Déclenchement des accouchements : "L'agence du médicament cherche à se protéger"
L'agence nationale de sécurité du médicament a fortement déconseillé l'utilisation du Cytotec, un anti-ulcéreux utilisé pour déclencher les grossesses. Y a-t-il danger ? Réponse avec Philippe Deruelle du Collège national des gynécologues obstétriciens français.

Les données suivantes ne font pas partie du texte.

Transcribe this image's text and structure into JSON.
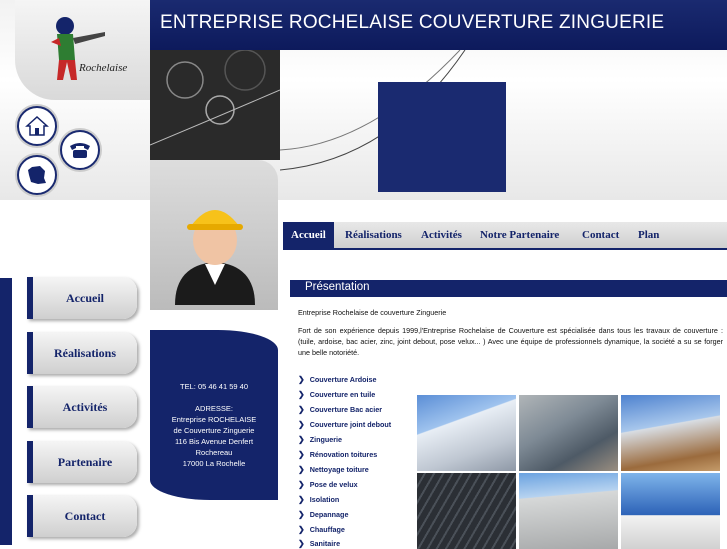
{
  "header": {
    "title": "ENTREPRISE ROCHELAISE COUVERTURE ZINGUERIE",
    "logo_text": "Rochelaise"
  },
  "icons": [
    "home-icon",
    "phone-icon",
    "france-map-icon"
  ],
  "top_nav": [
    "Accueil",
    "Réalisations",
    "Activités",
    "Notre Partenaire",
    "Contact",
    "Plan"
  ],
  "side_nav": [
    "Accueil",
    "Réalisations",
    "Activités",
    "Partenaire",
    "Contact"
  ],
  "contact": {
    "tel": "TEL: 05 46 41 59 40",
    "address_label": "ADRESSE:",
    "address_lines": [
      "Entreprise ROCHELAISE",
      "de Couverture Zinguerie",
      "116 Bis Avenue Denfert",
      "Rochereau",
      "17000 La Rochelle"
    ]
  },
  "main": {
    "section_title": "Présentation",
    "intro": "Entreprise Rochelaise de couverture Zinguerie",
    "paragraph": "Fort de son expérience depuis 1999,l'Entreprise Rochelaise de Couverture est spécialisée dans tous les travaux de couverture : (tuile, ardoise, bac acier, zinc, joint debout, pose velux... ) Avec une équipe de professionnels dynamique, la société a su se forger une belle notoriété.",
    "services": [
      "Couverture Ardoise",
      "Couverture en tuile",
      "Couverture Bac acier",
      "Couverture joint debout",
      "Zinguerie",
      "Rénovation toitures",
      "Nettoyage toiture",
      "Pose de velux",
      "Isolation",
      "Depannage",
      "Chauffage",
      "Sanitaire"
    ]
  },
  "colors": {
    "brand_blue": "#14246a",
    "highlight": "#1a2a70"
  }
}
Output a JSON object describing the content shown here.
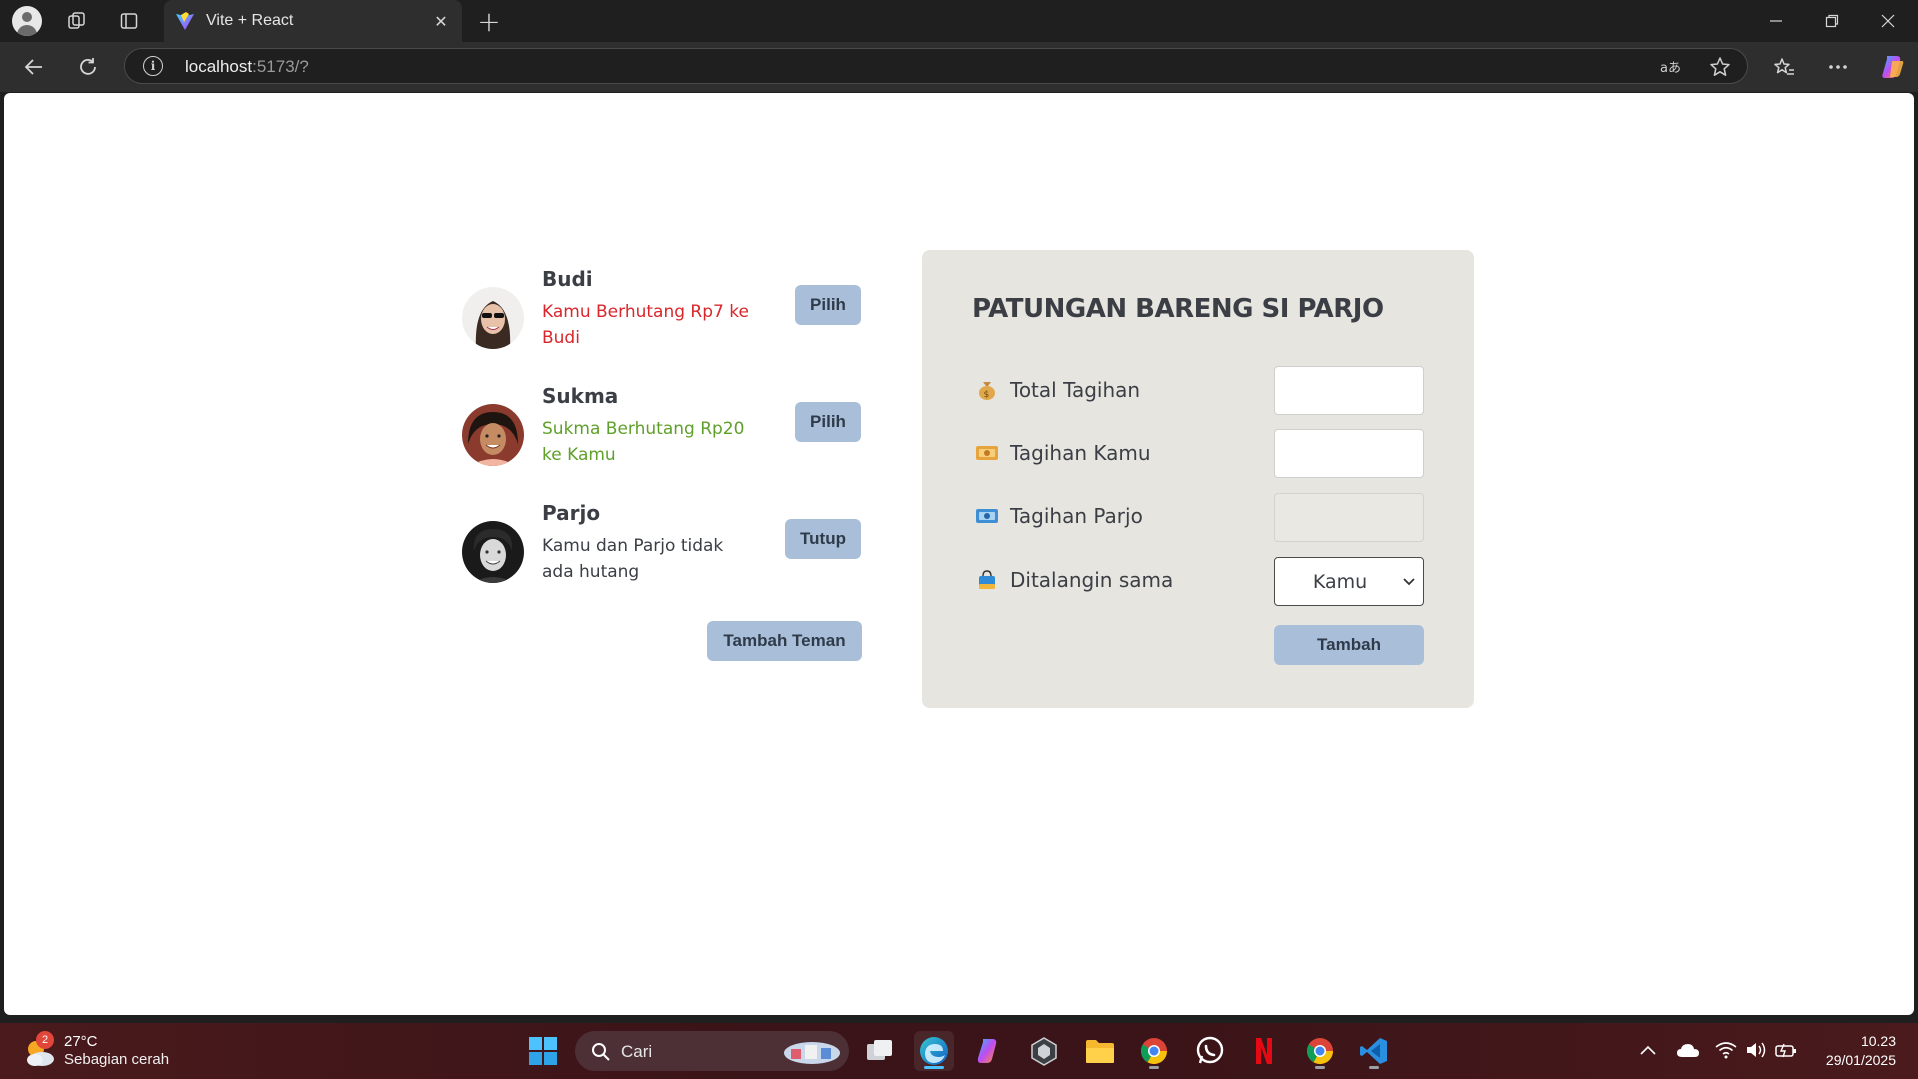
{
  "browser": {
    "tab_title": "Vite + React",
    "url_host": "localhost",
    "url_rest": ":5173/?"
  },
  "friends": [
    {
      "name": "Budi",
      "status": "Kamu Berhutang Rp7 ke Budi",
      "status_color": "#d9262b",
      "button": "Pilih"
    },
    {
      "name": "Sukma",
      "status": "Sukma Berhutang Rp20 ke Kamu",
      "status_color": "#5fa02a",
      "button": "Pilih"
    },
    {
      "name": "Parjo",
      "status": "Kamu dan Parjo tidak ada hutang",
      "status_color": "#3b3f45",
      "button": "Tutup"
    }
  ],
  "add_friend_button": "Tambah Teman",
  "form": {
    "title": "PATUNGAN BARENG SI PARJO",
    "total_label": "Total Tagihan",
    "total_value": "",
    "yours_label": "Tagihan Kamu",
    "yours_value": "",
    "friend_label": "Tagihan Parjo",
    "friend_value": "",
    "payer_label": "Ditalangin sama",
    "payer_value": "Kamu",
    "submit": "Tambah"
  },
  "taskbar": {
    "weather_badge": "2",
    "weather_temp": "27°C",
    "weather_desc": "Sebagian cerah",
    "search_placeholder": "Cari",
    "time": "10.23",
    "date": "29/01/2025"
  },
  "colors": {
    "button_bg": "#a9bfd9",
    "card_bg": "#e6e5e0",
    "text_dark": "#3b3f45"
  }
}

Après Diane 35, un nouveau médicament est sur la sellette. Prévu pour lutter contre les ulcères gastriques, le Cytotec, nom commercial de la molécule misoprostol, est régulièrement utilisé pour déclencher les accouchements alors que cette indication ne figure pas dans son autorisation de mise sur le marché (AMM). Dans ce cadre, il a fait l'objet, lundi 25 février, d'une mise en garde de l'Agence nationale de sécurité du médicament et des produits de santé (ANSM).
Ce médicament est-il si dangereux ? Sur le marché depuis 1986, pourquoi ne fait-il l'objet d'un avertissement que maintenant ? Francetv info a posé la question à Philippe Deruelle, secrétaire général du Collège national des gynécologues et obstétriciens français (CNGOF).
Francetv info : L'ANSM, qui met en garde contre des "effets indésirables graves pour la mère et l’enfant" du Cytotec, se trompe-t-elle ?
Philippe Deruelle : Elle ne se trompe pas, mais son communiqué manque de nuance. Il existe trois façons de déclencher les accouchements. Avec de l'ocytocine ; avec des prostaglandines comme le Cytotec mais aussi la dinoprostone, qui, elle, dispose de l'AMM adaptée et qui est plus répandue que le Cytotec ; ou de manière mécanique, en plaçant un ballon en haut du col pour le dilater progressivement. Mais toutes ces méthodes provoquent les mêmes effets indésirables que le Cytotec, dans des proportions différentes. Donc oui, ce dernier augmente les risques de hausse du rythme cardiaque fœtal, d'hémorragie pour la mère et de rupture utérine, mais les autres méthodes aussi.
De plus, concernant le risque de rupture utérine, un groupe d'étude du CNGOF dont j'ai fait partie a émis l'an dernier des recommandations pour déconseiller fortement l'utilisation du Cytotec dans le cas d'utérus cicatriciels [de femmes ayant déjà subi une césarienne] car le danger était réel, et je crois qu'elles sont respectées.
Si le Cytotec comporte plus de risques, pourquoi continuer à l'utiliser ?
Il y a deux raisons. La première est que le Cytotec est plus efficace que les autres méthodes, il fonctionne plus vite et réduit le temps nécessaire pour déclencher l'accouchement. Selon les études, il est de 15 à 20 heures avec le Cytotec tandis qu'il est d'environ 24 heures avec les autres prostaglandines. Dans tous les cas, on gagne quelques heures et pour les femmes concernées, ce n'est pas négligeable. Mais c'est vrai que les effets sont un peu plus explosifs.
Par ailleurs, il y a beaucoup de médicaments utilisés en obstétrique qui n'ont pas l'autorisation de mise sur le marché mais qui rendent service. Il faut savoir qu'un comprimé de Cytotec coûte moins d'un euro quand la dinoprostone peut monter jusqu'à 50 euros. A l'heure de la réduction des dépenses, ce n'est pas négligeable.
Trouvez-vous la réaction de l'ANSM exagérée ?
Elle n'est pas excessive, l'ANSM est dans son rôle, mais elle ne prend pas en compte l'expérience de terrain. Ce n'est pas parce que les méthodes sont risquées que je peux me passer de déclencher un accouchement. Et si je ne propose pas de déclencher l'accouchement, cela veut dire que je propose une césarienne, qui, elle, augmente le risque de phlébite et d'hémorragie. Nous évaluons la situation entre un bénéfice et un risque. En fonction des situations, il y a une place ou non pour l'utilisation du Cytotec, que ne laisse pas l'ANSM avec son communiqué.
Le Cytotec a été mis sur le marché en 1986, pourquoi l'ANSM réagit-elle maintenant ?
Effectivement, la littérature et les études sur le Cytotec ne sont pas nouvelles. Déjà en 1996, on nous enseignait les avantages et les risques de ce médicament concernant le déclenchement des accouchements. Je crois que l'ANSM cherche à se protéger administrativement de toutes ces situations qui sont effectivement compliquées.